Chris Lukas, CTO of emerging technologies for online brokerage firm Hold Brothers, also buys used equipment.

“The numerous pieces of used gear I have bought have been flawless and in some cases come in factory-sealed boxes,” he says. “I heartily recommend it, and if not for production, then for other uses, like spares or testing.”

Lukas questions the lack of Cisco licensing and support for used gear. He’d like to see the transfer of IOS licenses and support on second-hand gear. He sees this as punitive toward customers.

“Why doesn’t Cisco take the Mercedes/Lexus viewpoint and try to keep resale values high?” he says. “Cisco seems to want resale values to be zero so there is no competition between new and used gear. If the residual value is zero, what was the gear really worth in the first place?”

Not everyone’s sold

While Gartner does not track used equipment sales for specific products, the research firm estimates the overall market for a variety of used equipment – including routers, switches and telecom gear – will grow from about $1.6 billion this year to $1.7 billion next year.

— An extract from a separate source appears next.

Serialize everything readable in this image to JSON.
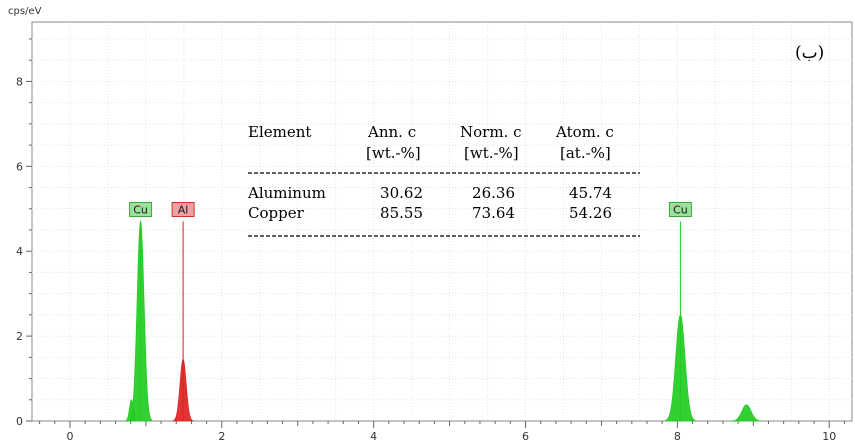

“We’re not seeing a concerted effort by larger corporations to go out and embrace the used-equipment market,” says Lawrence Orans, principal analyst with Gartner. “But if the stars line up and the inventory is there, many midsize businesses are getting what they need at a lower price” through used channels.

Some still prefer new Cisco equipment, viewing second-hand gear as a possible risk.

“We shy away from anything except original equipment,” says Jim Olson, CIO for Waterbury Hospital in Connecticut. With Waterbury Hospital network running most equipment – from ultrasound machines, to radiology and even phones – over its Cisco LAN, used gear is not worth the risk, he says. “If something has already been in service and it’s put into service again, there is a certain mean time to failure, and you’re getting closer to that mean time to failure than when it was new.”

Managing Editor Jim Duffy contributed to this report.